The provider acted on appropriate and accurate information.

  • Quality and operational information was used to ensure and improve performance. Performance information was combined with the views of patients.
  • Quality and sustainability were discussed in relevant meetings where all staff had sufficient access to information.
  • The provider used performance information which was reported and monitored, and management and staff were held to account
  • The information used to monitor performance and the delivery of quality care was accurate and useful. There were plans to address any identified weaknesses.
  • The provider submitted data or notifications to external organisations as required.
  • There were robust arrangements in line with data security standards for the availability, integrity and confidentiality of patient identifiable data, records and data management systems.
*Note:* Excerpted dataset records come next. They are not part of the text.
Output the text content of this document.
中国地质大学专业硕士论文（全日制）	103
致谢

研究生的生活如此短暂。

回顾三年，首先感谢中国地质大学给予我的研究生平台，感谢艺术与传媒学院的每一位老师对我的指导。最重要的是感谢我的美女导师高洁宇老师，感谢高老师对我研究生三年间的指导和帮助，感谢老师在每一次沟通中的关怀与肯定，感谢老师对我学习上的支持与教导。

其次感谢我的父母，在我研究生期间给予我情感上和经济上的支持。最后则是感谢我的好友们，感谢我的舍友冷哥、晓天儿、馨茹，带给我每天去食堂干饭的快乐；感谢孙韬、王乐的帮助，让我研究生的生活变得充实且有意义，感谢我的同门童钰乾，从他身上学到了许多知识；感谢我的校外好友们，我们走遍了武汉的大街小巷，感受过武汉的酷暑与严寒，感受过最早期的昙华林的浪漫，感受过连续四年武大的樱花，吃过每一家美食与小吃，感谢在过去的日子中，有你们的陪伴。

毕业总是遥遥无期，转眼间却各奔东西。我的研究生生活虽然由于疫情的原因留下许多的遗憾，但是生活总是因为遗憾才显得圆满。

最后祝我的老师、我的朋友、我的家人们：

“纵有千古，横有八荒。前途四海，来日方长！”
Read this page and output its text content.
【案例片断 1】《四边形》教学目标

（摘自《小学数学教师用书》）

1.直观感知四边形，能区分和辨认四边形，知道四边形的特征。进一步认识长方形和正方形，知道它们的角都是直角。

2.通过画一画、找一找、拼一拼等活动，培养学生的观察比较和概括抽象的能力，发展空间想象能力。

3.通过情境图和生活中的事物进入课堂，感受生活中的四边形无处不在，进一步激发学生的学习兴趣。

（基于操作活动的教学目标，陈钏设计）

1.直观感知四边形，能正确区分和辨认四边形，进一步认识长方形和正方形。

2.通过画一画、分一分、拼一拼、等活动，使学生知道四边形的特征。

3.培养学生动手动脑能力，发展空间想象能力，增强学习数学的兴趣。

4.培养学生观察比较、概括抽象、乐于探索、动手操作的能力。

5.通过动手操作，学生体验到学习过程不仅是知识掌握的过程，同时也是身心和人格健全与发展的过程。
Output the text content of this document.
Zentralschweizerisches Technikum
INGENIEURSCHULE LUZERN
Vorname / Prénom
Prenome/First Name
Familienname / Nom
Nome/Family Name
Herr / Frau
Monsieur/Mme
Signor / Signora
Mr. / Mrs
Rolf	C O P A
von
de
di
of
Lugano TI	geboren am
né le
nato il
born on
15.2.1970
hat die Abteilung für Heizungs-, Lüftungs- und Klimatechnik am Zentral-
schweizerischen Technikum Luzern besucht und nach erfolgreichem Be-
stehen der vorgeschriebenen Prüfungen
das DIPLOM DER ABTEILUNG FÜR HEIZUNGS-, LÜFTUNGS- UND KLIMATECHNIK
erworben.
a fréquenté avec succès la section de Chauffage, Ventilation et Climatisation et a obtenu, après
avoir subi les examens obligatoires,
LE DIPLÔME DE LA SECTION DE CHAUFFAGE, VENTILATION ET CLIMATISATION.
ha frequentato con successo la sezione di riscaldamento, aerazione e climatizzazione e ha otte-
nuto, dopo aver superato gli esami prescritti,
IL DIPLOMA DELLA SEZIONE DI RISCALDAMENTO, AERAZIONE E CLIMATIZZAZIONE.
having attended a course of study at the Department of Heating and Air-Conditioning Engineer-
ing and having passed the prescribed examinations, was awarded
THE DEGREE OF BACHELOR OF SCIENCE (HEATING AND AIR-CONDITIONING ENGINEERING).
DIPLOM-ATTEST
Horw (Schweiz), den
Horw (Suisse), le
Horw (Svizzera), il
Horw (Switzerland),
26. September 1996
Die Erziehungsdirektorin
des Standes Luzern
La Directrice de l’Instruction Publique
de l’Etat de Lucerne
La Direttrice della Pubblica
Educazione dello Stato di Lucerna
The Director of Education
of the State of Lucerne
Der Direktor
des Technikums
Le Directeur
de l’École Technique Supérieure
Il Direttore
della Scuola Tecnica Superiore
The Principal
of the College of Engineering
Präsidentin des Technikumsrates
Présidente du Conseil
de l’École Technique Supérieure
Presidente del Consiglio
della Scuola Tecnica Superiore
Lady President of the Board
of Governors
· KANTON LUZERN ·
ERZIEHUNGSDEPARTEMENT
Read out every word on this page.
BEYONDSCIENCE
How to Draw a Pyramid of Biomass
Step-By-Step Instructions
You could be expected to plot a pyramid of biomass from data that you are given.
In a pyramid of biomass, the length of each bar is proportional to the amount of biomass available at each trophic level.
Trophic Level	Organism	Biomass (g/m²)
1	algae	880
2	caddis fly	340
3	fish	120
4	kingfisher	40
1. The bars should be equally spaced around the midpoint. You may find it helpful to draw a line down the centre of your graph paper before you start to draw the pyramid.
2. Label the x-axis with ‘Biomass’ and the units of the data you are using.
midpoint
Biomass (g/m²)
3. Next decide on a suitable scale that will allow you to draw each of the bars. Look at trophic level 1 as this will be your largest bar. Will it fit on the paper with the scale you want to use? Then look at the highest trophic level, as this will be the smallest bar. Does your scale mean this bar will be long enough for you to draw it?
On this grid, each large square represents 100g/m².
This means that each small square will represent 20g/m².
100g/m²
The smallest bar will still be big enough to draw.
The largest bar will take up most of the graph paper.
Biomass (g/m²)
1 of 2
Engagement with patients, the public, staff and external partners

The provider involved patients, the public, staff and external partners to support high-quality sustainable services.

  • The provider encouraged and heard views and concerns from the public, patients, staff and external partners and acted on them to shape services and culture. For example, the provider had changed its model for providing counselling from a traditional to an emotional support model as a result of patients’ feedback. The provider was planning a patient participation group (PPG), the first planning meeting was scheduled for September 2019. The structure of the PPG was to include a carers’ discussion group. Given that many patients were bedbound and with communication problems this had been a difficult exercise. There was regular feedback from patients and carers on the services they received. We saw for example, feedback from a chaplaincy survey which evidenced that the service was effective in supporting patients.
  • A staff member undertook a charity marathon the raise money for M.E. Trust 75 people posted “thank you” responses on the marathon’s website. Most of these responses were from people or carers of people with ME/CFS. Many comments thought that the charity run had helped to raise the profile of patients with ME/CFS.
  • Staff could describe to us the systems in place to give feedback. We saw evidence of feedback opportunities for staff and how the findings were fed back to staff. We also saw staff engagement in responding to these findings.
  • The provider was transparent, collaborative and open with stakeholders about performance.

Continuous improvement and innovation

There was evidence of systems and processes for learning, continuous improvement and innovation.

  • There was a focus on continuous learning and improvement. The provider clinicians were familiar with the latest guidance and research of treatment of ME/CFS. The provider’s GP have been asked to speak to clinical commissions groups and health boards across the United Kingdom to raise awareness of the effects of severe ME/CFS.
  • National Institute for Health and Care Excellence (NICE) best practice guidelines are in the process of revision. The provider, as part of “ME forward”, an umbrella organisation, are contributing to that process.
  • Managers encouraged staff to take time out to review individual and team objectives, processes and performance.